DESCRIPTION (provided by applicant): Functionally diverse proteins are generated by alternative splicing of primary transcripts in differentiating oligodendrocytes. PLP and DM20 are generated through the alternative selection of competing 5' splice sites in exon 3. As PLP becomes the predominant isoform, the PLP/DM20 ratio increases in differentiated oligodendrocytes (OL) versus progenitors (OPC). Mutations that alter the ratio of PLP to DM20 cause neurological disorders in humans [Hobson et al., 2006; Hobson et al., 2002]. One of these mutations is a deletion of a G-rich intronic enhancer (ISE) of the PLP 5' site. In the preliminary studies, we show that exon 3B contains sequences that regulate the PLP/DM20 ratio. A G-rich sequence (M2) is an enhancer of DM20 5' site, while the other exonic sequences enhance the PLP 5' site. Although both are G-rich, the ISE and M2 are functionally distinct. A number of hnRNP's bind to the ISE and M2 and some of them are down regulated in OL versus OPC. We hypothesize that M2 enhances the DM20 5' site in OPC, while the ISE favors the PLP 5' site in OL as a result of decrease in hnRNP's and changes in the balance of general and cell-specific factors. Other exon 3B sequences favor the PLP 5' site and are both general and cell-specific. In Aim 1, we will characterize the ISE's function within the full context of the PLP gene in the developing nervous system of a novel knockin mouse that carries a deletion of the ISE. The cell-specific and differentiation-dependent function of the ISE will be elucidated in the brain, nerves and non-glial tissues. In Aim 2, we will characterize the role of M2 in controlling the PLP/DM20 ratio in oligodendrocytes and non-glial cells by mapping the contribution of the G-sequences and flanking sequences to controlling the PLP/DM20 ratio. The proteins that bind to M2 and to ISE will be identified in biochemical studies and their expression will be examined in OPC and OL. In Aim 3 we will examine enhancers of the PLP 5' site and define their role in general, cell-specific and differentiation-dependent regulation of PLP/DM20 ratio. In Aim 4 we will examine the function of hnRNP's in controlling the PLP/DM20 ratio with knock down studies by RNAi. These studies have broad relevance to oligodendrocyte differentiation, generation of transcript diversity, and alterations of splicing that causes inherited disorders of myelin.

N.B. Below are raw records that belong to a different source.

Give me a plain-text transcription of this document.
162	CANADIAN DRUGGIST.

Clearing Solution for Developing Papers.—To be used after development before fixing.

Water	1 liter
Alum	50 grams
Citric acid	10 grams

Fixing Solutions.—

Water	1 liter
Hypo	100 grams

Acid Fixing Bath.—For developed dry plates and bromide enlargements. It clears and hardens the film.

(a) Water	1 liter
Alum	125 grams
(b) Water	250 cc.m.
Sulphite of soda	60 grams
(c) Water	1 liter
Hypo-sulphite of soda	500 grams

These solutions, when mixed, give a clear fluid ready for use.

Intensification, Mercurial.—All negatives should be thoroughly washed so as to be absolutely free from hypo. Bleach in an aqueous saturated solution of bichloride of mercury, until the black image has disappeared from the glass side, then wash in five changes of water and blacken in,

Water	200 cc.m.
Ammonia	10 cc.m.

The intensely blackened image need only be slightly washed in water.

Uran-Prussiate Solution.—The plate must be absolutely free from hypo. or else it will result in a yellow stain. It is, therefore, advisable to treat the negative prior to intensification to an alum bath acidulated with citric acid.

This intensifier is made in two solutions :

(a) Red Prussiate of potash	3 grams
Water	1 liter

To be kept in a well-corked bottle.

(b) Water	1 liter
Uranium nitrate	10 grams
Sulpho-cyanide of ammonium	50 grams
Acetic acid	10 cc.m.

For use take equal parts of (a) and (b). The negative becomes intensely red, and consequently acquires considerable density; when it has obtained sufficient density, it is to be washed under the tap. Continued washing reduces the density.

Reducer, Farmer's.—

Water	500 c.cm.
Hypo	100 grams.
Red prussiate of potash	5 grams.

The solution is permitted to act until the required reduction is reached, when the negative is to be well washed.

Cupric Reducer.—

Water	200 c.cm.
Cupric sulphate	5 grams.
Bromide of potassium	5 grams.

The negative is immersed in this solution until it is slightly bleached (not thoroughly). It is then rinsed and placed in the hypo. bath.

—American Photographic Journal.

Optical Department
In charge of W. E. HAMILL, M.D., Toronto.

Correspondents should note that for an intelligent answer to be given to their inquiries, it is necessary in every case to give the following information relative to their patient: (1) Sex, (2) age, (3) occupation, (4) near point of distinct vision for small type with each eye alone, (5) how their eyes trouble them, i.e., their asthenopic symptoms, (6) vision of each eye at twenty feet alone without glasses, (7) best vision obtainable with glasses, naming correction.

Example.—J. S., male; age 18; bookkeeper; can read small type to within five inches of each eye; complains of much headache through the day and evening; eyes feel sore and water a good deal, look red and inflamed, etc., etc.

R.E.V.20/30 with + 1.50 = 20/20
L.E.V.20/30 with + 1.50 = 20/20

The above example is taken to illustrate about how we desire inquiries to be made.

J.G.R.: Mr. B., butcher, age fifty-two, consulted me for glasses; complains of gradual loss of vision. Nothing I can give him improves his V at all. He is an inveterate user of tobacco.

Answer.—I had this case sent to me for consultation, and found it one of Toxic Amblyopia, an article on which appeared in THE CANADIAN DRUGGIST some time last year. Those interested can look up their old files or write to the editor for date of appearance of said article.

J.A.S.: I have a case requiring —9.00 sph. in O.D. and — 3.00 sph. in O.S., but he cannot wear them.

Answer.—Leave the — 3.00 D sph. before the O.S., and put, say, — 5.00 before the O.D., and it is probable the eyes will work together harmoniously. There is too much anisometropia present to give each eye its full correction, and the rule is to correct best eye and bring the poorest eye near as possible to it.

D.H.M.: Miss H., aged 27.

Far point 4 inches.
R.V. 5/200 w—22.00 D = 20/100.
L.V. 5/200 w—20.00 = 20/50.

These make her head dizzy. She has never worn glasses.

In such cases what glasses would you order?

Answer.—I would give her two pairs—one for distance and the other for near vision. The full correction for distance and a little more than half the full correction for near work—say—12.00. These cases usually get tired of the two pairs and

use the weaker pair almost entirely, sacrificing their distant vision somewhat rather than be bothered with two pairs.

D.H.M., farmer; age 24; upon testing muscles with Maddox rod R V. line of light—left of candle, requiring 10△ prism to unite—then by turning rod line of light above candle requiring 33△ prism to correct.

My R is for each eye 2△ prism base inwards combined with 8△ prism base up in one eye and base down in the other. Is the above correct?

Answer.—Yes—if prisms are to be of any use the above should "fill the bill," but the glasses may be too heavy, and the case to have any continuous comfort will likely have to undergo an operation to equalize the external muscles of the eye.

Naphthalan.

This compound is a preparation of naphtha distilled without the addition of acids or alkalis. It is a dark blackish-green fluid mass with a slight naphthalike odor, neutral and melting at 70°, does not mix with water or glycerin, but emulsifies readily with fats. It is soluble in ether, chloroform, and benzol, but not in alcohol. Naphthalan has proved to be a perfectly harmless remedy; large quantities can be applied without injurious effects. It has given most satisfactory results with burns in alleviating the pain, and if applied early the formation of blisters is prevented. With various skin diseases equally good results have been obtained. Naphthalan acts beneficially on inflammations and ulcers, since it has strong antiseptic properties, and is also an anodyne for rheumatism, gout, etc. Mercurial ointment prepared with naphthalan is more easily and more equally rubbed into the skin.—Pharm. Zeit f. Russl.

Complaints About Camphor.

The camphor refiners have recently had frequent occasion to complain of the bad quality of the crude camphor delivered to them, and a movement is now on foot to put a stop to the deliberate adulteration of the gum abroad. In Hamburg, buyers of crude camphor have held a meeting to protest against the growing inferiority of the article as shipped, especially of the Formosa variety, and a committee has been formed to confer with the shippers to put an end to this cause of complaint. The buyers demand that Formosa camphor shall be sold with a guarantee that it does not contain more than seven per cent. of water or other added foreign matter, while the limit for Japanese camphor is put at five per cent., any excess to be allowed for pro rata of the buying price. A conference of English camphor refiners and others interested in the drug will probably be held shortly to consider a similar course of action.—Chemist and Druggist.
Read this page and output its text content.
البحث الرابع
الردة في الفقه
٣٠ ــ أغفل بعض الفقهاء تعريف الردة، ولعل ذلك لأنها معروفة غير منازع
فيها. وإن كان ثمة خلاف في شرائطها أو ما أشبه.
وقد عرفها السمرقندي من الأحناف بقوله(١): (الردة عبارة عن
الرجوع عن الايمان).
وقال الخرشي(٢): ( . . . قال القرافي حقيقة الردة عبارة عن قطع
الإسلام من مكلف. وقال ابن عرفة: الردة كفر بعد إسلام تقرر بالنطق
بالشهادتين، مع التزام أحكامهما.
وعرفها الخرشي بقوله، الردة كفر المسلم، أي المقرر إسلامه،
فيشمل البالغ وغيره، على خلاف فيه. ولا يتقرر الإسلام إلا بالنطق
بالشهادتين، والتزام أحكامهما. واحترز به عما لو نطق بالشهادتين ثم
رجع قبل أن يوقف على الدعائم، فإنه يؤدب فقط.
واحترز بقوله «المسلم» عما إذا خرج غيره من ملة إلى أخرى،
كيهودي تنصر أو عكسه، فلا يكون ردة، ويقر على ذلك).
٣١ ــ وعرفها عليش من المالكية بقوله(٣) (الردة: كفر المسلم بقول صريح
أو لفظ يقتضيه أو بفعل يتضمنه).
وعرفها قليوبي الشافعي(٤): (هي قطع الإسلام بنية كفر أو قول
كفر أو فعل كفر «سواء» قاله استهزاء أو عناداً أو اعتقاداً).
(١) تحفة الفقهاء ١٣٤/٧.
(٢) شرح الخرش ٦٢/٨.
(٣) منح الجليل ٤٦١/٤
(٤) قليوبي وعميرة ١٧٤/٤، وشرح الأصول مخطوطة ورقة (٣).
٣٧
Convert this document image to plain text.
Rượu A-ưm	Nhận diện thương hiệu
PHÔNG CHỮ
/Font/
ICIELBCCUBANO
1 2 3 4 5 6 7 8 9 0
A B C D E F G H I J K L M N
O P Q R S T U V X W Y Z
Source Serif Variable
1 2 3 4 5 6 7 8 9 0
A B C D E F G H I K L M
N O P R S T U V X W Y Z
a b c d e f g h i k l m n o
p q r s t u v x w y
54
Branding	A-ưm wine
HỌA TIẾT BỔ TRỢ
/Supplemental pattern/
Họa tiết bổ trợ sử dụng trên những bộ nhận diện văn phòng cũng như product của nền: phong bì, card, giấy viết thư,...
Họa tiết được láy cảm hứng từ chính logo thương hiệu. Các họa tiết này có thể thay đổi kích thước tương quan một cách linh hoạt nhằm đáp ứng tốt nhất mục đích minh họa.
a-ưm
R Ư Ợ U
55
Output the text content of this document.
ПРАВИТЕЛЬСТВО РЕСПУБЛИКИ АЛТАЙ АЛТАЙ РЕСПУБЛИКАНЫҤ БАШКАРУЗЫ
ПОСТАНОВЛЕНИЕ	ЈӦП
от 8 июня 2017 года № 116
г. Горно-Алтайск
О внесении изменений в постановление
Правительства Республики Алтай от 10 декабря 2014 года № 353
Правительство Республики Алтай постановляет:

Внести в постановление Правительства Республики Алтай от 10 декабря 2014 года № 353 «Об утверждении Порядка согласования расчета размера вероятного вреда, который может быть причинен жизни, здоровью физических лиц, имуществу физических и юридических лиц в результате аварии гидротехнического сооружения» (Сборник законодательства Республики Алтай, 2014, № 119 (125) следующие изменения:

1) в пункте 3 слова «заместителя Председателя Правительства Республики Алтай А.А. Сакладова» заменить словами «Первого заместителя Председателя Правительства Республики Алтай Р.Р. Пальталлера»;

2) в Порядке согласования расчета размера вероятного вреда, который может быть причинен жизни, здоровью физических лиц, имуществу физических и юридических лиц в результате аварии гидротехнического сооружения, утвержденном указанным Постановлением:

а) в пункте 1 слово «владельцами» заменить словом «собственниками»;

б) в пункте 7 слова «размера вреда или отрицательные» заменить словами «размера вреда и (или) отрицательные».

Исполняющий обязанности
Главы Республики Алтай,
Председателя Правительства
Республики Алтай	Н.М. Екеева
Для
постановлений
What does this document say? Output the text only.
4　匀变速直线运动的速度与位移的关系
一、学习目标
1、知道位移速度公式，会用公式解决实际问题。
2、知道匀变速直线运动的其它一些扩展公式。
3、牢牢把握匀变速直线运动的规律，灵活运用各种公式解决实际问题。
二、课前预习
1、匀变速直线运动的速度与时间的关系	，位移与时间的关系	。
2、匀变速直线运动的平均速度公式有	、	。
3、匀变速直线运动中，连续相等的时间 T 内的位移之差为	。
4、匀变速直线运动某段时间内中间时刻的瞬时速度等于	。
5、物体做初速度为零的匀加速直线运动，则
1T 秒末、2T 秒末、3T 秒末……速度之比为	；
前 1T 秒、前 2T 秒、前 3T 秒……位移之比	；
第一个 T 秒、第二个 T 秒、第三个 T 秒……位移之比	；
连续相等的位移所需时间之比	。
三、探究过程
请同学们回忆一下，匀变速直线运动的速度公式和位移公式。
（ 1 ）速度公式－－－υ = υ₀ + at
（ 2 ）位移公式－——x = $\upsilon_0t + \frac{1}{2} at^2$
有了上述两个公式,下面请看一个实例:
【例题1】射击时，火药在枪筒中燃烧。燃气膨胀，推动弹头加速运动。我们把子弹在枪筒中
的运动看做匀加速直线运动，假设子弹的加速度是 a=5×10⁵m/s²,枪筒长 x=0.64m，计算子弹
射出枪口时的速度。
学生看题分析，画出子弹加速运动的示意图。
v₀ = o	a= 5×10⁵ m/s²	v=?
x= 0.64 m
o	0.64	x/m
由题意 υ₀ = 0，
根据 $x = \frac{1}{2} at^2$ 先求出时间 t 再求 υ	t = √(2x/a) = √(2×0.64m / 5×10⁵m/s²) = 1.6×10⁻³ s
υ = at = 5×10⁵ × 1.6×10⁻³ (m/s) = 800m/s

描述（由申请人提供）：功能多样的蛋白质是通过在分化的少突胶质细胞中初级转录物的选择性剪接产生的。PLP和DM 20通过外显子3中竞争性5'剪接位点的选择性选择产生。随着PLP成为主要的同种型，PLP/DM 20比率在分化的少突胶质细胞（OL）与祖细胞（OPC）中增加。改变PLP与DM 20的比率的突变引起人类神经系统疾病[霍布森等人，2006;霍布森等人，2002年]。这些突变之一是PLP 5'位点的富含G的内含子增强子（伊势）的缺失。在初步研究中，我们发现外显子3B含有调节PLP/DM 20比率的序列。富G序列（M2）是DM 20 5'位点的增强子，而其它外显子序列增强PLP 5'位点。虽然两者都富含G，但伊势和M2在功能上是不同的。许多hnRNP与伊势和M2结合，其中一些在OL中相对于OPC下调。我们假设M2增强了OPC中的DM 20 5'位点，而伊势有利于OL中的PLP 5'位点，这是由于hnRNP减少以及一般和细胞特异性因子平衡的变化。其他外显子3B序列有利于PLP 5'位点，并且是通用的和细胞特异性的。在目的1中，我们将在PLP基因的完整背景下表征伊势在携带伊势缺失的新型敲入小鼠的发育中的神经系统中的功能。伊势的细胞特异性和分化依赖性功能将在脑、神经和非神经胶质组织中阐明。在目标2中，我们将通过绘制G序列和侧翼序列对控制PLP/DM 20比率的贡献来表征M2在控制少突胶质细胞和非神经胶质细胞中PLP/DM 20比率中的作用。将在生化研究中鉴定与M2和伊势结合的蛋白质，并在OPC和OL中检查它们的表达。在目标3中，我们将检查PLP 5'位点的增强子，并确定它们在PLP/DM 20比率的一般、细胞特异性和分化依赖性调节中的作用。在目标4中，我们将通过RNAi敲减研究来检查hnRNP在控制PLP/DM 20比率中的功能。这些研究与少突胶质细胞分化、转录本多样性的产生以及导致髓鞘遗传性疾病的剪接改变具有广泛的相关性。